I love having free time - it's the only time when I really get to enjoy myself and not be pressured by society. However, this can interfere with homework, and in the past few weeks, I've forgotten a few assignments - mostly in algebra (I'm trying to compensate for my history class, the teacher of which is not as forgiving). This procrastination has been causing me even more stress around school time - there was a day when I cried in school for hours.
Now I'm having trouble with the simple things. I get ready in the morning about an hour ahead of schedule and then pack up at the last minute to reach the bus. For a long time, this worked, which was good, because my brother misses his bus every day. The past two days, however, I've missed the bus, and that has really stressed me out, because now my parents have to give my brother and me a ride to school.
Meanwhile the pressure and anxiety is building up inside me and eventually it blows up, and I'll start yelling, crying, and/or breaking things.
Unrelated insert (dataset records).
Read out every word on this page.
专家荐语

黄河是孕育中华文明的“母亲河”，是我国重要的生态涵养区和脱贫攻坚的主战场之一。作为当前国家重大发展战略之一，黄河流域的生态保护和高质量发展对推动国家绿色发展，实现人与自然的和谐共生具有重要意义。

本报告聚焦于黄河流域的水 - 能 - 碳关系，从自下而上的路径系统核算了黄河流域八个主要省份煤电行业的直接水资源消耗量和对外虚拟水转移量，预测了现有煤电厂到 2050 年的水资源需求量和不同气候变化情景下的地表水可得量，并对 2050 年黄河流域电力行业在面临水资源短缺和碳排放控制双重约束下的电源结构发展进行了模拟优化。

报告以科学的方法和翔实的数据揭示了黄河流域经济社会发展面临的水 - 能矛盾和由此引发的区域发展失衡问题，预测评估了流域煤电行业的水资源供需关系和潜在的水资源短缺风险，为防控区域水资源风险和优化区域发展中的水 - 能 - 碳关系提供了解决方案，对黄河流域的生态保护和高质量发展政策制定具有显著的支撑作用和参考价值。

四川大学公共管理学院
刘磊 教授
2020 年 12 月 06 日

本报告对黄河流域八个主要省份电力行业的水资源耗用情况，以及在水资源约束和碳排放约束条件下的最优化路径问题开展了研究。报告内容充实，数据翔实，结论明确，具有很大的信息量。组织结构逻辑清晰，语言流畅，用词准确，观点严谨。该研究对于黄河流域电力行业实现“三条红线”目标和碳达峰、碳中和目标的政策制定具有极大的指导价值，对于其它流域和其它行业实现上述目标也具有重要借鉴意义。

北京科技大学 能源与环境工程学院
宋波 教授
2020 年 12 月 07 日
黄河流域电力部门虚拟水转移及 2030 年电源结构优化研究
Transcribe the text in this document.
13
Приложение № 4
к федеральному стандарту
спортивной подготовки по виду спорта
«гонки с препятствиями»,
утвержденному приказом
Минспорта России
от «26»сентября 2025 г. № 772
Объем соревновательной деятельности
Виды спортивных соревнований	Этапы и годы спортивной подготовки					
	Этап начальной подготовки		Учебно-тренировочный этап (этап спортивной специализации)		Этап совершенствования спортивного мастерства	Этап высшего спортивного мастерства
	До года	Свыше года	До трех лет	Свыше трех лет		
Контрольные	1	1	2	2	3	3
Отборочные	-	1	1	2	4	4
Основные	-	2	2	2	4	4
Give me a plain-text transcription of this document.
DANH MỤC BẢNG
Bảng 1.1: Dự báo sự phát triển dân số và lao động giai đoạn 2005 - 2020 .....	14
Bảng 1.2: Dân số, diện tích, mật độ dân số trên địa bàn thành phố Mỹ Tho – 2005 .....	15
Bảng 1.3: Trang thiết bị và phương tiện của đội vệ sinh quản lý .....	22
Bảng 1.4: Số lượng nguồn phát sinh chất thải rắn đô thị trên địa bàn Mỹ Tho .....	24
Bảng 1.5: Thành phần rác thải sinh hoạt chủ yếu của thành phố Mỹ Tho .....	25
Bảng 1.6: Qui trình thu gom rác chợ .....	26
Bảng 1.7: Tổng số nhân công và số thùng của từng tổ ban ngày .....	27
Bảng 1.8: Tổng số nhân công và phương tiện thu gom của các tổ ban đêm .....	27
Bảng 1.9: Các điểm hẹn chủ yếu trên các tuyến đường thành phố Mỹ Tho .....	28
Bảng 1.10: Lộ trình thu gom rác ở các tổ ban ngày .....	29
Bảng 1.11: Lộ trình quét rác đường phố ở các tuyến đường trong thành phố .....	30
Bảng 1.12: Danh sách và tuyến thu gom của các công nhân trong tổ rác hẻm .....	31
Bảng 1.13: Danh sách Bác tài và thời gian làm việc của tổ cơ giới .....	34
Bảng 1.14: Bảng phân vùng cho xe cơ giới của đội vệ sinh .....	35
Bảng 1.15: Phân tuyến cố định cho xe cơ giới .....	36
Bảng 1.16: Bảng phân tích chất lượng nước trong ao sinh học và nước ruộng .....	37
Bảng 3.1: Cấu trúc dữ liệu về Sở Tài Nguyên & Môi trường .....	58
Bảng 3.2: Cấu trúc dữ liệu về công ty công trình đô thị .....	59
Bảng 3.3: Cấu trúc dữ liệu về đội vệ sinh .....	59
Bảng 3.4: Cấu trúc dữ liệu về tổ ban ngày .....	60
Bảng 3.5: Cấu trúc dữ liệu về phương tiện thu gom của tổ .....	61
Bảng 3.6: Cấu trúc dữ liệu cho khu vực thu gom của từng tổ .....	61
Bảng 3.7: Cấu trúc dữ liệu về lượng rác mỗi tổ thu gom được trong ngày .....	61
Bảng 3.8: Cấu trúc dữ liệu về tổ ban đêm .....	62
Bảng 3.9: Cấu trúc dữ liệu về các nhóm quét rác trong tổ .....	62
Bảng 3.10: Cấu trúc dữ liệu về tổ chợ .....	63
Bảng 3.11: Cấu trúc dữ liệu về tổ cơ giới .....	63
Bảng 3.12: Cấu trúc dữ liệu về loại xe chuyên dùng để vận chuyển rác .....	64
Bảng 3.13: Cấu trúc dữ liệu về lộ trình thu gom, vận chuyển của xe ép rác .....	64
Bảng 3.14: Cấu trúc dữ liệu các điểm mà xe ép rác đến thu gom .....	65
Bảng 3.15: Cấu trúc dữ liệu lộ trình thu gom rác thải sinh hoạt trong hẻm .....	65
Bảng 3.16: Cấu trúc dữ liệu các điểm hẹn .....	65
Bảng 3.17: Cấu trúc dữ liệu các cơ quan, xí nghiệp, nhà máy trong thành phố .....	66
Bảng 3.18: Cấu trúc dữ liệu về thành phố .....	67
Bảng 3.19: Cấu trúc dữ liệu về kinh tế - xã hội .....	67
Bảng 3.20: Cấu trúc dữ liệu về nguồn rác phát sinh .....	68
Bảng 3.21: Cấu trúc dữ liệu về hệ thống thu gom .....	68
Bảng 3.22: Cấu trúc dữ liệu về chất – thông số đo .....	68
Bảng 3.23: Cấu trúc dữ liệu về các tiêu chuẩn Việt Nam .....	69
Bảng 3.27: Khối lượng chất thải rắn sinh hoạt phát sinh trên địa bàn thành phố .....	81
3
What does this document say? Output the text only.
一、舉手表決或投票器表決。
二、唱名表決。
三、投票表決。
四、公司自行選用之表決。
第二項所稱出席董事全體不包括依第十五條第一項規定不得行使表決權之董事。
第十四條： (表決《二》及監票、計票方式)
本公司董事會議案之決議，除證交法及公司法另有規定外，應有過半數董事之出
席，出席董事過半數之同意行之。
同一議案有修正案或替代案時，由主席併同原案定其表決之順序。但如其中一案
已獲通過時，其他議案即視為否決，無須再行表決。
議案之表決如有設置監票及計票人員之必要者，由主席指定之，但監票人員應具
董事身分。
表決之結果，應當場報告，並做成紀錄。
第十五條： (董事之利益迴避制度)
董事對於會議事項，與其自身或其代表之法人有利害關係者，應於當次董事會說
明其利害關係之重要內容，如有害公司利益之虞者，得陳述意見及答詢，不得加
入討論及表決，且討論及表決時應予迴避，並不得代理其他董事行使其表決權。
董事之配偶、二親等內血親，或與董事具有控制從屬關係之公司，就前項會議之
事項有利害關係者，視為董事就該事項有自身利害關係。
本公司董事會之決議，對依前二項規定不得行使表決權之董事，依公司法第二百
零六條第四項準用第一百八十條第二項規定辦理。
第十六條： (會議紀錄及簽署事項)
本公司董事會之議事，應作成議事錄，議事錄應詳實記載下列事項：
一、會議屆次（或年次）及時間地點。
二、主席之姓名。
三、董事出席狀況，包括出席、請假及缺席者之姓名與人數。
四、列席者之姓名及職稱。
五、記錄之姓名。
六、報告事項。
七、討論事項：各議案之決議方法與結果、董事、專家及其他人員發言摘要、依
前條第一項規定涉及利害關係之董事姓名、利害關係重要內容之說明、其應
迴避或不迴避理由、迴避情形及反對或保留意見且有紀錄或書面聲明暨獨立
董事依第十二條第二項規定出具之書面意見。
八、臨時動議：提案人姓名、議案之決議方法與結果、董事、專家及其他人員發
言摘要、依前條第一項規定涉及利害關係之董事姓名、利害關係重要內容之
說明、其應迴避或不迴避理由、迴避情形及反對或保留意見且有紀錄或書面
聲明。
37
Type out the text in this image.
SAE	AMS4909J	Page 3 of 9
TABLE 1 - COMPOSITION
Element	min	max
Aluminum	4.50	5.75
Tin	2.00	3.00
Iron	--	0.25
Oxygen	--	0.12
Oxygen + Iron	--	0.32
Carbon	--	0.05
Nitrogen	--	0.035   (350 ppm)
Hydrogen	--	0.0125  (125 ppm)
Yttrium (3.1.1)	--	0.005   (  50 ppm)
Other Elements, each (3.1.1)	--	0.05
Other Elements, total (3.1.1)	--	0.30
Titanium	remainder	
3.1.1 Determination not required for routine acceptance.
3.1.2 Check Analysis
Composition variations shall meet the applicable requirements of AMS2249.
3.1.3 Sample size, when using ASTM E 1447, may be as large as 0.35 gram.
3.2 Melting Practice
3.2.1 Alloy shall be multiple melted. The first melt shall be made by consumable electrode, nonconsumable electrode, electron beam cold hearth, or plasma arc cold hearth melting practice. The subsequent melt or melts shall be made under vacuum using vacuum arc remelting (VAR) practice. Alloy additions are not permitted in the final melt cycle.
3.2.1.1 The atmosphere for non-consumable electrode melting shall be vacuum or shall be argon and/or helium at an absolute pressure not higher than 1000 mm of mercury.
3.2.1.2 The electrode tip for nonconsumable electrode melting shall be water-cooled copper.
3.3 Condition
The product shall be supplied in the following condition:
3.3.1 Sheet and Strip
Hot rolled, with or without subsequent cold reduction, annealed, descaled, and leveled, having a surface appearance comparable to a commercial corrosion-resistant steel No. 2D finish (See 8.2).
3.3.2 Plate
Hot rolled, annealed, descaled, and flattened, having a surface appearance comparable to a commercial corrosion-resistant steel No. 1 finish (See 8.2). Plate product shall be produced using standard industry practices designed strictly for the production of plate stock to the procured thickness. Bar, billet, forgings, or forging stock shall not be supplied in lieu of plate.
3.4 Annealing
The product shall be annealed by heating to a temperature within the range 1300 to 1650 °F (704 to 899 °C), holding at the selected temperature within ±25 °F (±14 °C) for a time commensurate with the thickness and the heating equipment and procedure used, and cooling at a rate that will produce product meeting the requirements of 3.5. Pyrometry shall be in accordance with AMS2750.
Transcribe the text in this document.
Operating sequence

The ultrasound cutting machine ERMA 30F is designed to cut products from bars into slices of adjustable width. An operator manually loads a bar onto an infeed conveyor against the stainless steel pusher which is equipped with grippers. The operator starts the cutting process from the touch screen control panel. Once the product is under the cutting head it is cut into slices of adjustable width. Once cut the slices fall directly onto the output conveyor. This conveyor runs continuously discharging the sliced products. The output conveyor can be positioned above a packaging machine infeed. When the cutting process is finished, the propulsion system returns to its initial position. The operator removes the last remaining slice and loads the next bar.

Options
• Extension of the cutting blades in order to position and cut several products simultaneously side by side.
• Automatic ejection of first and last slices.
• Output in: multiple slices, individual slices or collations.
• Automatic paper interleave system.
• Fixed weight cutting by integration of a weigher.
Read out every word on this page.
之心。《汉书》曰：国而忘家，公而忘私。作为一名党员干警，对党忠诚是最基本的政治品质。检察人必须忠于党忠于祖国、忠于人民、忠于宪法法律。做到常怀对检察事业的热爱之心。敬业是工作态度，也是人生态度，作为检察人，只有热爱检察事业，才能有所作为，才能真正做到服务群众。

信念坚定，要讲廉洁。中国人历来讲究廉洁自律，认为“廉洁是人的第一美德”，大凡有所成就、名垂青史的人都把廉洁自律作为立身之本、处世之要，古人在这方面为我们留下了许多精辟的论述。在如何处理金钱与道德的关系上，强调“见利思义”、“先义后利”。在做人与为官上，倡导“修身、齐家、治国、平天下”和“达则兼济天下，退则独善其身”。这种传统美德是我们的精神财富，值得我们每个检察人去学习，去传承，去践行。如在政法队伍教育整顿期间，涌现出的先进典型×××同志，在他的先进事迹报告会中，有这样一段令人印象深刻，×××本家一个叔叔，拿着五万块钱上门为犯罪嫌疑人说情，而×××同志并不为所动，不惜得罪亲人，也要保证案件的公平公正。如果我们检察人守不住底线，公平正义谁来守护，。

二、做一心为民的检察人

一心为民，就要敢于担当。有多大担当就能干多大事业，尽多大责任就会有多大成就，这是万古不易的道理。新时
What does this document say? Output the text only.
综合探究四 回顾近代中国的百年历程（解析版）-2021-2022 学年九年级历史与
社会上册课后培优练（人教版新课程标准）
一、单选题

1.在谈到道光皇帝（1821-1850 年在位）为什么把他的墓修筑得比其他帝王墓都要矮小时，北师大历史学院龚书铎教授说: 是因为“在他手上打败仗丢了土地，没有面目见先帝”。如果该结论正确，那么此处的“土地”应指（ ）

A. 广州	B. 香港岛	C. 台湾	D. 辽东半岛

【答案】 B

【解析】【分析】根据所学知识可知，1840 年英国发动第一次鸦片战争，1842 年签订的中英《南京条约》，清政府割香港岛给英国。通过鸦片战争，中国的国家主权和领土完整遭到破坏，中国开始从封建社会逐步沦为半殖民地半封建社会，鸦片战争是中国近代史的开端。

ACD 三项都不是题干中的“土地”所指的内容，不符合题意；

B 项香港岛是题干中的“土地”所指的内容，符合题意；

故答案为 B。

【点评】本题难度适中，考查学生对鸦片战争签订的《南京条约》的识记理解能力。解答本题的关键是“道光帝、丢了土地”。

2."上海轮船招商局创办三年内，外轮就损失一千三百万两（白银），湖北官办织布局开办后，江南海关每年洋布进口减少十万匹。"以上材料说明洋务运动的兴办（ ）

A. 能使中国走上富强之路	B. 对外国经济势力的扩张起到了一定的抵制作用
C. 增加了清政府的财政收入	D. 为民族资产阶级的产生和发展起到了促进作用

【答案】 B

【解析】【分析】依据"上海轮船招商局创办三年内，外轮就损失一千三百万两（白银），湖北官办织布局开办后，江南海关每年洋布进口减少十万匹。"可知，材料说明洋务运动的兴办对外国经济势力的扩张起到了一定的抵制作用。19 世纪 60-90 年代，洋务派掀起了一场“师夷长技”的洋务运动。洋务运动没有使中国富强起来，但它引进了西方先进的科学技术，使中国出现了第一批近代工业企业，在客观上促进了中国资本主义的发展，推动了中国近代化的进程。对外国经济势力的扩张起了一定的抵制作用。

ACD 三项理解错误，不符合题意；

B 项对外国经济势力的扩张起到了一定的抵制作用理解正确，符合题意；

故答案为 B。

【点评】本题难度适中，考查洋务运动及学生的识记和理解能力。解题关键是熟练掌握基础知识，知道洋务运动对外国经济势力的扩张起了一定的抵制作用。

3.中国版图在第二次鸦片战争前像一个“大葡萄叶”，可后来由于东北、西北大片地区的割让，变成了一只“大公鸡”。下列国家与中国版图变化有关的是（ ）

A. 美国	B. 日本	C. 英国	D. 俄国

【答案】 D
For instance this morning, I was running behind for the bus when I realized I needed my flash drive and some pencils. I angrily tore up my room for the flash drive and spilled out a jar full of pencils (to find the right ones), and when I was out the door again I saw my bus leaving the street corner in the distance. At that point I flipped, throwing my key chains at the door, falling on the ground and yelling. After flipping out at my family I holed up in my room and cried until my father warmed up the car.
Around these times I'm painfully aware of all my flaws, such as my inability to approach people, and I feel really helpless because I know it's my fault that I'm falling behind, but I can't change my personality.
I don't have that I'm comfortable talking to (there's one friend of mine who says I can tell him anything, but I'm too embarrassed). I got an appointment with a therapist, but that won't be for a few weeks.
Anyways that's my story. Hope you enjoyed it.